Figure 12 compares the \(p_{\mathrm{T}}\) dependence of the template-\(v_2\) between the Z-tagged and inclusive measurements. The \(p_{\mathrm{T}}\)  dependence is evaluated over the 40–100 \(n_{\text {trk}}^{\mathrm {sig}}\) range. The upper limit of 100 in the chosen multiplicity range is because the 8 TeV Z-tagged measurements are done upto this multiplicity. The lower limit of 40 tracks arises because the 30–40 track multiplicity range is used as the peripheral reference in the systematic uncertainty estimates, and thus events with less than 40 tracks are excluded from the measurement. As seen for the multiplicity dependence, the \(p_{\mathrm{T}}\) dependence is also consistent between the 8 and 13 TeV Z-tagged samples. The Z-tagged \(v_2 (p_{\mathrm{T}}\,)\) values are also consistent with the inclusive measurements within 1–1.5\(\sigma \) systematic uncertainties.

Fig. 11
figure 11

Left panel: the pile-up-corrected \(v_2\) values obtained from the template fits as a function of \(n_{\text {trk}}^{\mathrm {sig}}\). For comparison, the \(v_2\) values obtained in 5 and 13 TeV inclusive pp data from Ref.  [3] are also shown. The error bars and shaded bands indicate statistical and systematic uncertainties, respectively. Right panel: the ratio of the \(v_2\) in 8 and 13 TeV Z-tagged samples to the \(v_2\) in inclusive 13 TeV pp collisions as a function of \(n_{\text {trk}}^{\mathrm {sig}}\). The horizontal dotted line indicates unity and is intended to guide the eye. Results are ploted for \(0.5<p_{\mathrm {T}}^{a,b} <5\) GeV 

Fig. 12
figure 12

Left panel: the pile-up-corrected \(v_2\) values obtained from the template fits as a function of \(p_{\mathrm{T}}\) . For comparison, the \(v_2\) values obtained in 5 and 13 TeV inclusive pp data are also shown. The error bars and shaded bands indicate statistical and systematic uncertainties, respectively. Right panel: the ratio of the \(v_2\) in 8 and 13 TeV Z-tagged samples to the \(v_2\) in inclusive 13 TeV pp collisions as a function of \(p_{\mathrm{T}}\) . The horizontal dotted line indicates unity and is kept to guide the eye. Results are plotted for the \(40<n_{\text {trk}}^{\mathrm {sig}} \le 100\) multiplicity interval

9 Summary

In this analysis, the long-range component (\(|\Delta \eta |>2\)) of two-particle correlations (2PC) in \(\sqrt{s}\,=8\) and 13 TeV pp collisions containing a Z  boson is studied using data collected by the ATLAS detector at the LHC. The datasets correspond to an integrated luminosity of 19.4 \(\mathrm {fb^{-1}}\) for the 8 TeV data and 36.1 \(\mathrm {fb^{-1}}\) for the 13 TeV data.

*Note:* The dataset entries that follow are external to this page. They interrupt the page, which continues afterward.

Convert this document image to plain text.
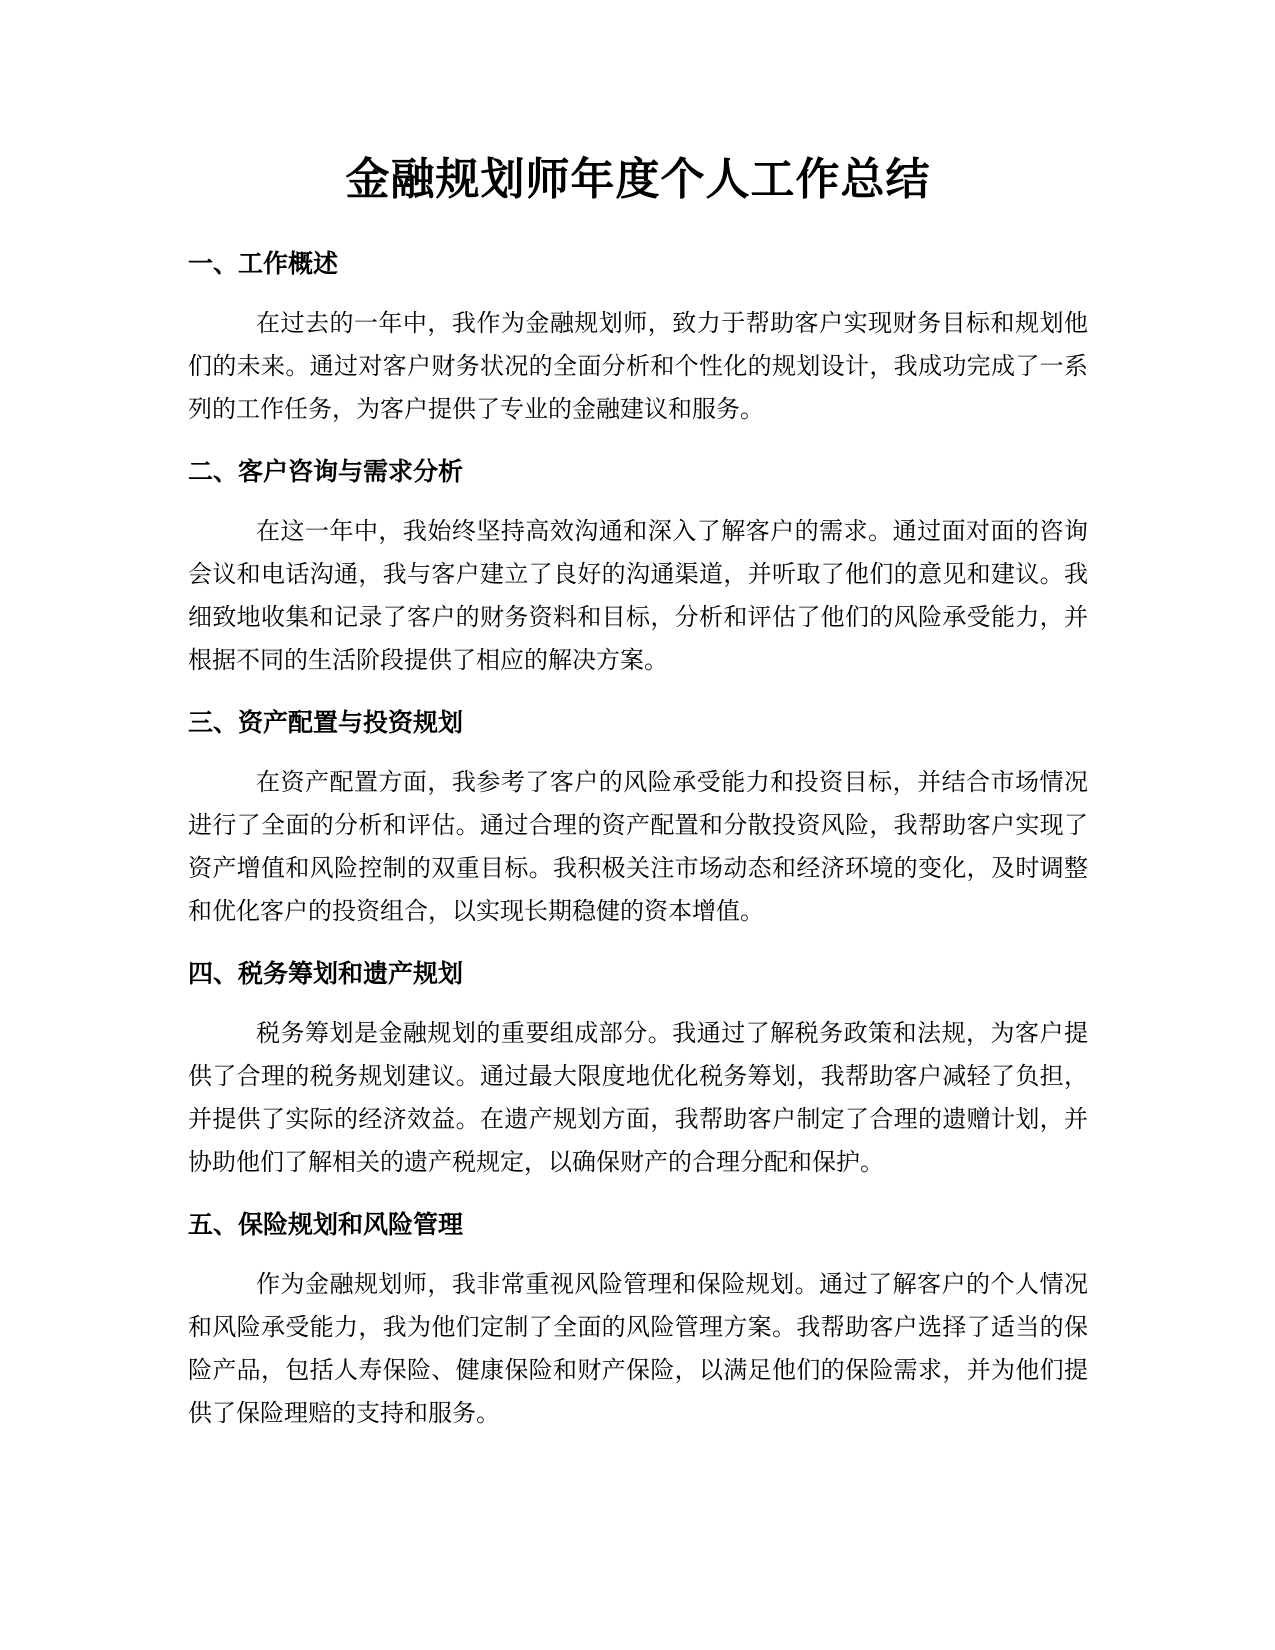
金融规划师年度个人工作总结
一、工作概述

在过去的一年中，我作为金融规划师，致力于帮助客户实现财务目标和规划他们的未来。通过对客户财务状况的全面分析和个性化的规划设计，我成功完成了一系列的工作任务，为客户提供了专业的金融建议和服务。

二、客户咨询与需求分析

在这一年中，我始终坚持高效沟通和深入了解客户的需求。通过面对面的咨询会议和电话沟通，我与客户建立了良好的沟通渠道，并听取了他们的意见和建议。我细致地收集和记录了客户的财务资料和目标，分析和评估了他们的风险承受能力，并根据不同的生活阶段提供了相应的解决方案。

三、资产配置与投资规划

在资产配置方面，我参考了客户的风险承受能力和投资目标，并结合市场情况进行了全面的分析和评估。通过合理的资产配置和分散投资风险，我帮助客户实现了资产增值和风险控制的双重目标。我积极关注市场动态和经济环境的变化，及时调整和优化客户的投资组合，以实现长期稳健的资本增值。

四、税务筹划和遗产规划

税务筹划是金融规划的重要组成部分。我通过了解税务政策和法规，为客户提供了合理的税务规划建议。通过最大限度地优化税务筹划，我帮助客户减轻了负担，并提供了实际的经济效益。在遗产规划方面，我帮助客户制定了合理的遗赠计划，并协助他们了解相关的遗产税规定，以确保财产的合理分配和保护。

五、保险规划和风险管理

作为金融规划师，我非常重视风险管理和保险规划。通过了解客户的个人情况和风险承受能力，我为他们定制了全面的风险管理方案。我帮助客户选择了适当的保险产品，包括人寿保险、健康保险和财产保险，以满足他们的保险需求，并为他们提供了保险理赔的支持和服务。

The correlations are studied using a template-fitting procedure that separates the true long-range correlation from the dijet contribution. Due to the high-luminosity conditions, a significant contribution to the 2PC from pile-up events is observed that contaminates the measured correlations. A new pile-up correction procedure is developed to remove the contribution of pile-up tracks.

The pile-up-corrected 2PC are measured across a large range of track multiplicities and over the 0.5–5 GeV \(p_{\mathrm{T}}\) range. The second-order Fourier coefficient of the single-particle anisotropy, \(v_2\), is extracted and its multiplicity and \(p_{\mathrm{T}}\)  dependence is compared to that observed in inclusive pp collisions. The pile-up-corrected \(v_2\) values show no significant dependence on the event multiplicity, similar to that observed in inclusive pp collisions. The magnitude of the observed \(v_2\) as a function of multiplicity and \(p_{\mathrm{T}}\)  is found to be consistent with that observed in inclusive pp collisions. These measurements demonstrate that in pp collisions, the long-range correlation involving soft particles is not significantly altered by the presence of a hard-scattering process. This result is an important contribution towards a better understanding of the origin of the long-range correlations observed in pp collisions.